Silvia Ripoll vive i luoghi come fossero libri da leggere, ma soprattutto da illustrare. Scoprire nuovi luoghi come esercizio vitale di conoscenza culturale e stimolo artistico. Immagina sempre nuove composizioni mentali, sperando di poterle raccontare bene, in termini di immagini finite esteticamente convincenti. La sua fotografia è contemporaneamente uno strumento di indagine e mezzo di narrazione artistica.

 

Gabriele Basilico sosteneva che la scrittura in generale, e soprattutto la narrazione, sia in grado di evocare, descrivere e reinventare un luogo meglio di quanto possa fare un’immagine. La fotografia mette in crisi il valore del tempo, che solitamente viene cristallizzato nello scatto che condurrà all’immagine, a quell’immagine. La fotografia di Silvia Ripoll sente la necessità di essere digerita e mentalmente sviluppata e poi decodificata nel tempo, separando simboli, paesaggi, oggetti: messaggi. La componente temporale nella fotografia di Silvia Ripoll riesce a dilatarsi; ne deriva un tempo lento di percezione e nuova immaginazione, cercando arrivare alla sua verità attraverso la scomposizione delle sovrapposizioni.

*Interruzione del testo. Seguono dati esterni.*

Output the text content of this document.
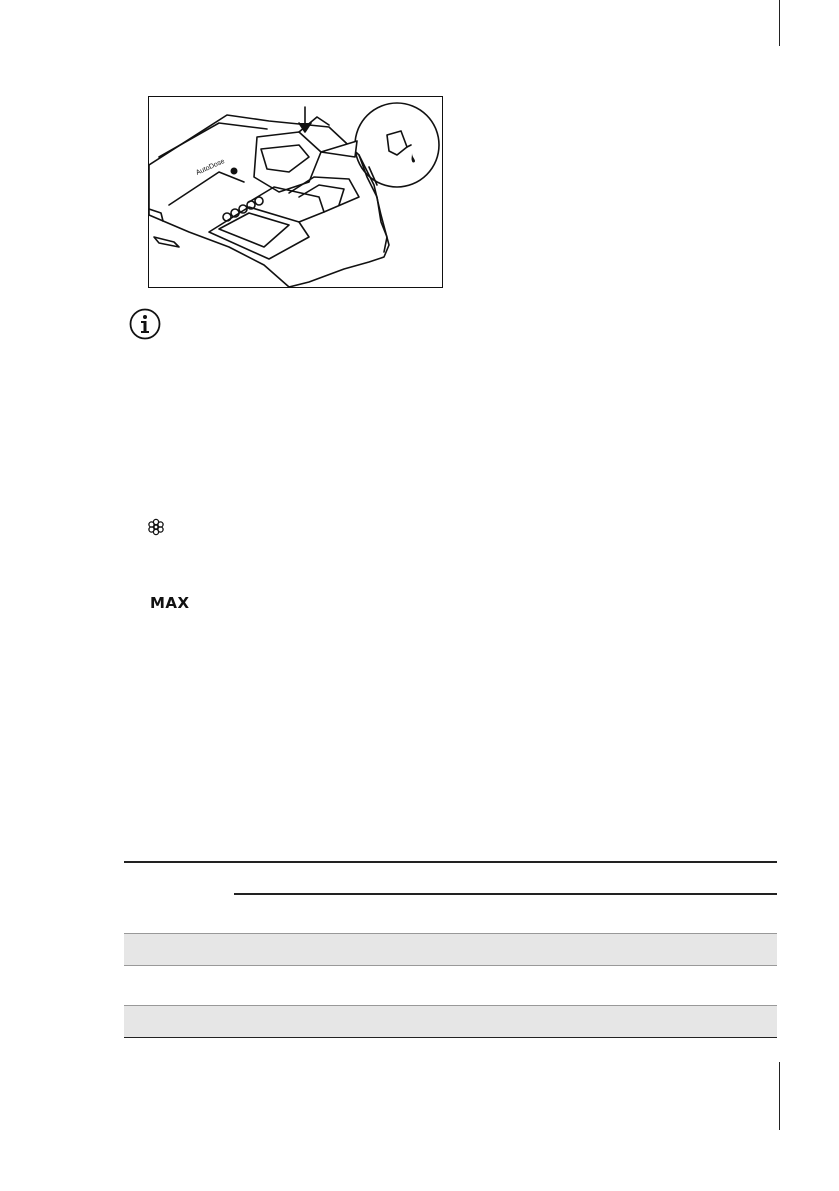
AutoDose
MAX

L’artista archeologa fotografa Silvia Ripoll attualizza la storia e storicizza il presente cristallizzato nelle sue immagini dopo aver elaborato i suoi appunti di viaggio multimediali rintracciati tra storia, geografia e città, riproponendo un nuovo volto materico, un nuovo significato, una nuova pagina di vita contemporanea. Luci e ombre, colori, odori, storia e cultura trasudano dalle sue scene montate in un’unica immagine finale; astrazione e realtà si sovrappongono, si alternano e si compongono generando bellezza. “Il realismo della fotografia è in realtà un falso, l’oggetto che rappresenta omette il suo passato, la sua trascendenza, il suo futuro. Pertanto mi posso permettere di tramutarla, stravolgerla, eccederla. Dando così all’immagine, la mia realtà interiore, fatta di passato, genetico e vissuto in continua evoluzione e reinterpretazione.“ Silvia Ripoll ha imparato sagacemente a osare con la fotografia, potente mezzo di comunicazione di massa, consapevole della sua riproducibilità tecnica, ma ha sapientemente elaborato la lezione di Walter Benjamin, donando quindi “aura” alle sue opere, nonostante tutto, rendendole oltre che poetiche, autografe e preziose ma pur sempre democratiche e raggiungibili.